I like country music when it’s not too depressing, and The Dixie Chicks are good fun in this regard. They’re in the news today after NBC refused to screen a trailer for their documentary, which follows the few years after they were abruptly launched into politics when lead singer Natalie Maines, during a break at a 2003 London concert, said:
Just so you know, we’re ashamed the President of the United States is from Texas.
The US right-wing press went nuts. I may think it’s a weird thing to say – how does it make sense to take pride in / be ashamed of somebody else being born in the same arbitrary land area as you? It’s like being proud of sharing a birthday – but it was apparently off-the-cuff and certainly pales in comparison to the insanity of the reaction. Wikipedia’s good write-up says:
The remark sparked intense criticism from many Americans, on three grounds: that Maines shouldn’t be criticizing the nation’s head of state while on foreign soil; that Maines shouldn’t be criticizing the military’s commander-in-chief while the country was on the verge of war; and (from a business standpoint) that Maines shouldn’t be making political statements that would offend the Dixie Chicks’ culturally conservative audience base.
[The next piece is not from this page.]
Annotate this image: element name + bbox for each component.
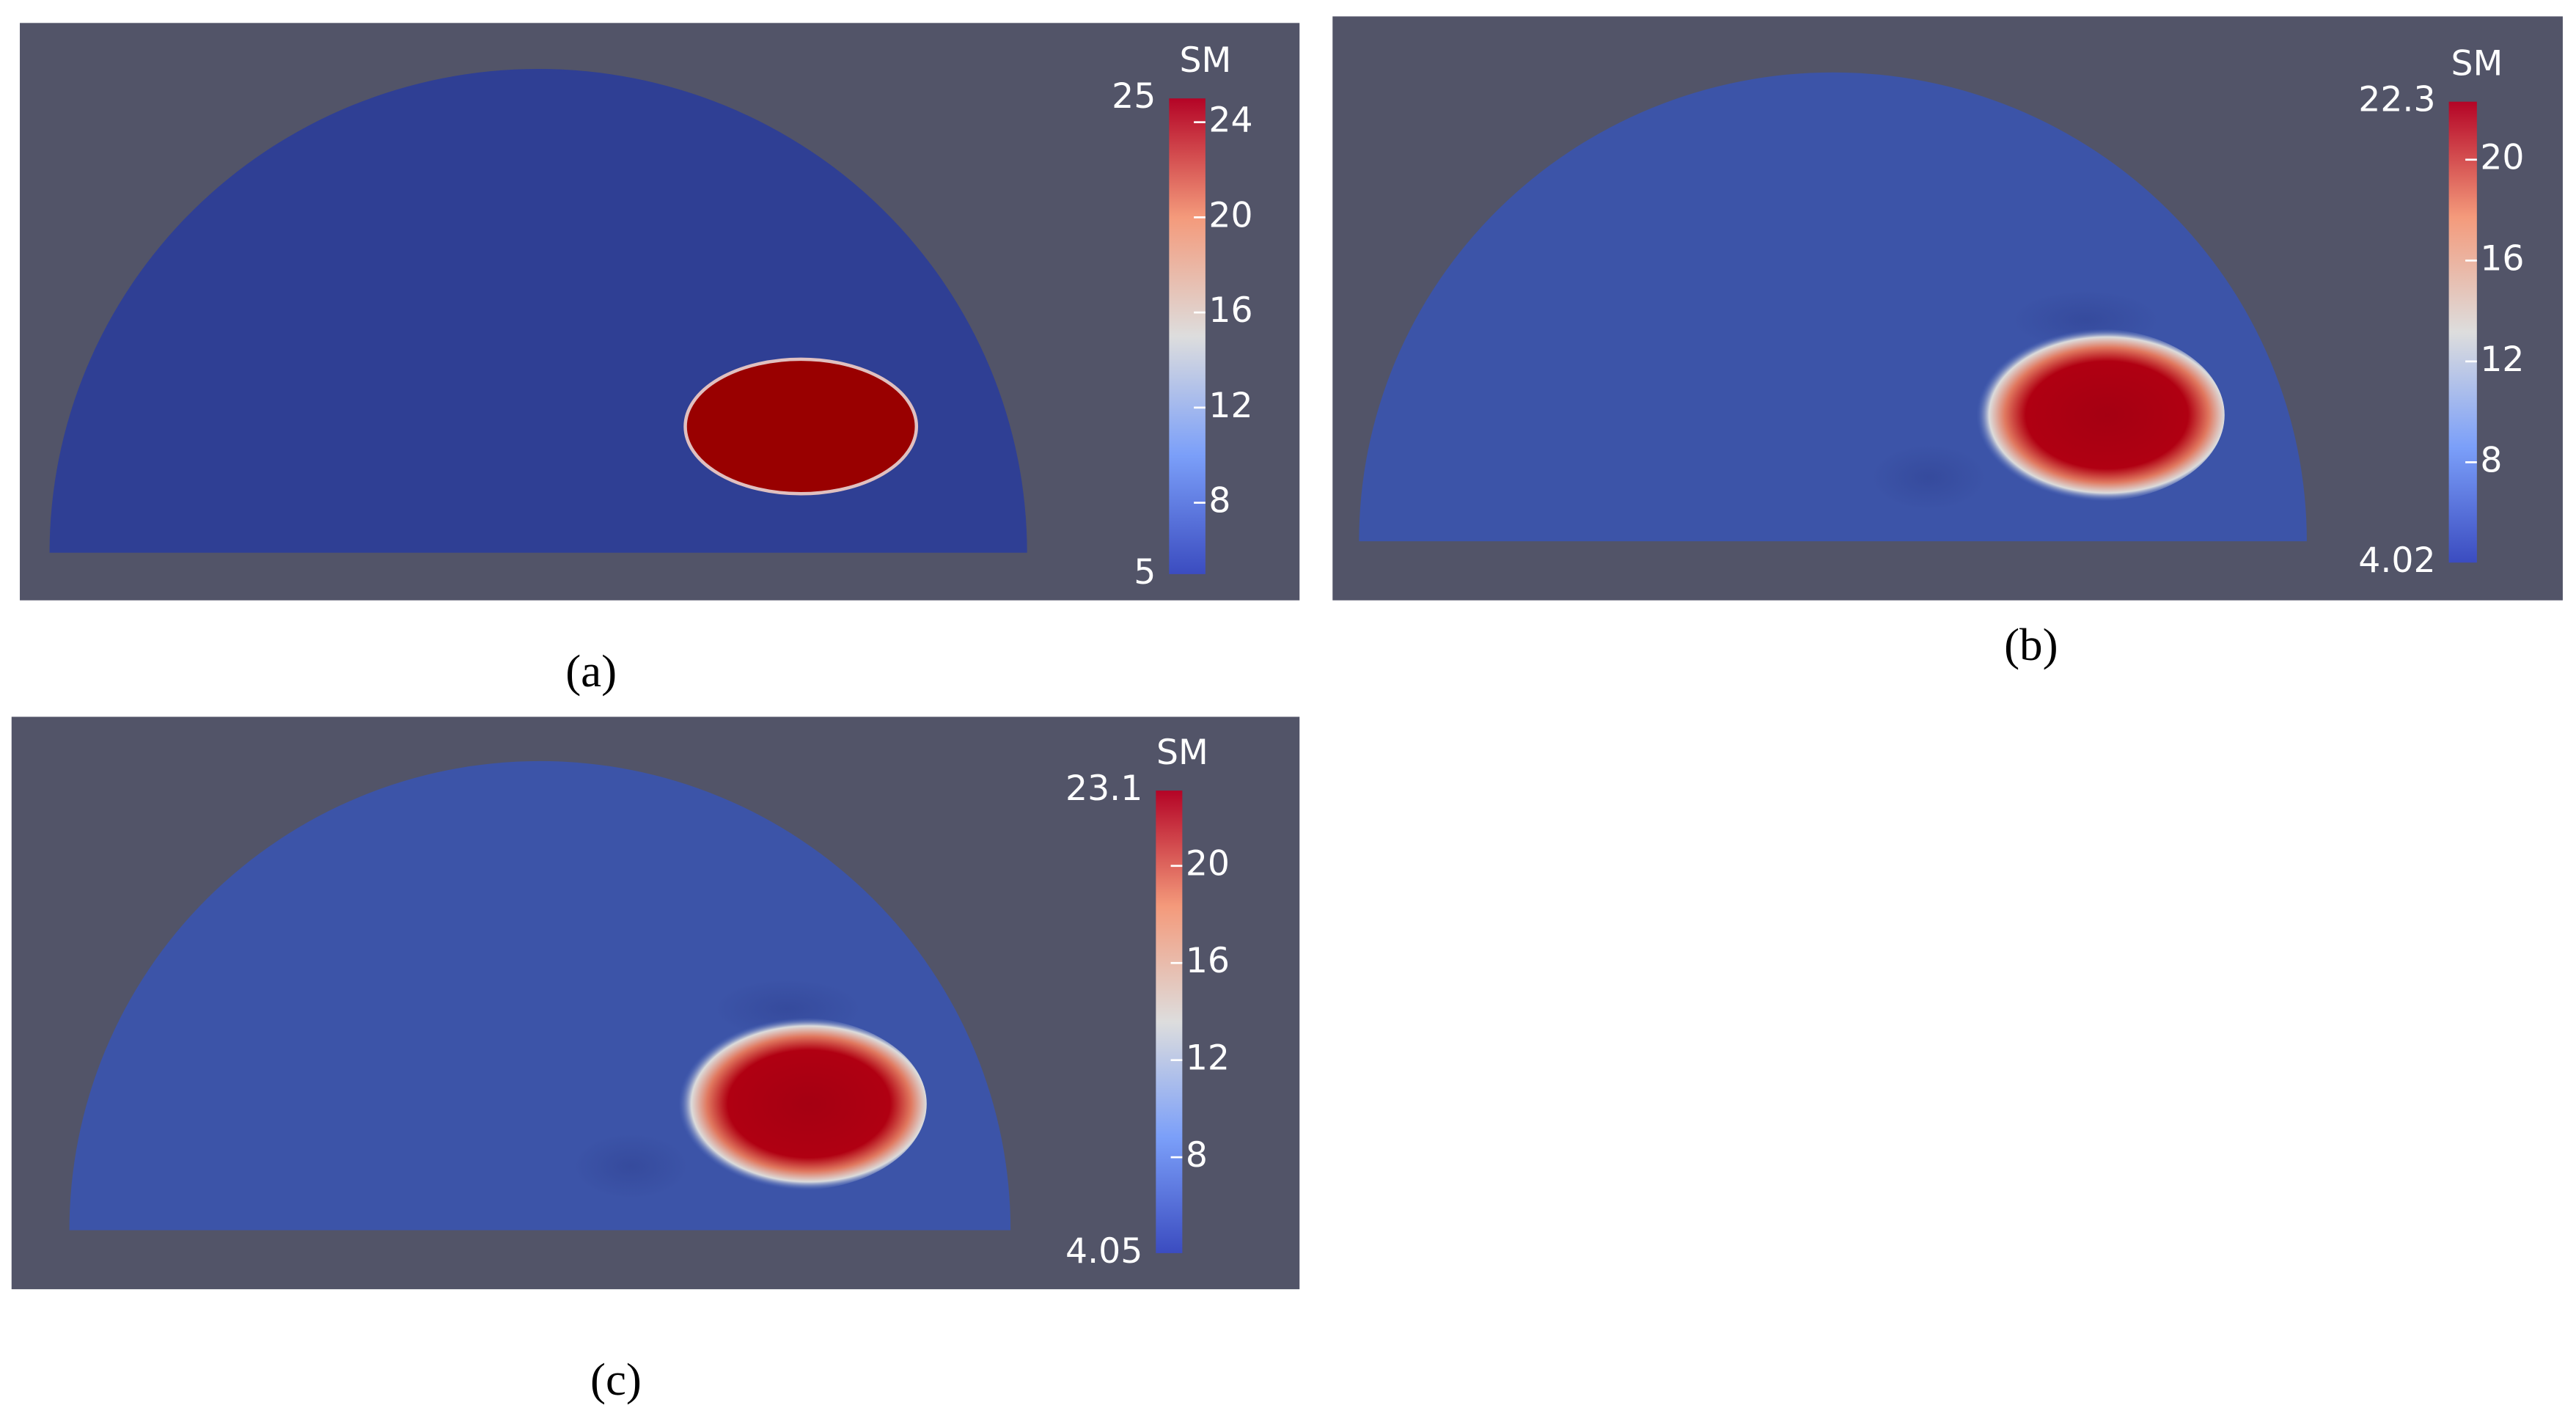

Which is all crap, if you ask me. The first two are just ridiculous, and the third is funny. I particularly like it when lay-people pretend they have any interest in business decisions. It’s like mobile phone mast campaigners claiming they’re not NIMBY-ing, just trying to tell Orange that they think it would be a better business decision to place it somewhere else (a frequent response after somebody asks them to provide any evidence to back up their health claims). Who do they think believes them for even for a moment?
Many radio stations refused to play their music – one arranged for its listeners to donate their cds to be crushed by a bulldozer – and the band received death threats. Aside from the craziness that this can all result from something fairly innocuous – doesn’t Jon Stewart say worse every night? – it’s at least an interesting story. The new documentary, Shut up and Sing, has the following trailer:
and US tv-channel NBC refused to show it on the grounds that it’s ‘disparaging to President Bush’. I assume this channel is happy to screen political ads that personally attack senators etc. I wonder whether the real reason is right-wing bias or fear of a backlash. I’m sure there are crazies on the left, but the ultra-nationalism that goes seems to go hand-in-hand with the modern Republican Party is appalling. Gotta hope the Democrats have some success in next week’s midterm elections.
Natalie Mains said to the Telegraph earlier this year:
The entire country may disagree with me, but I don’t understand the necessity for patriotism. Why do you have to be a patriot? About what? This land is our land? Why? You can like where you live and like your life, but as for loving the whole country … I don’t see why people care about patriotism.
Doesn’t necessarily follow from the 2003 comment, but I like the sentiment 🙂 I don’t know whether the documentary will make it over here, but it looks worth catching.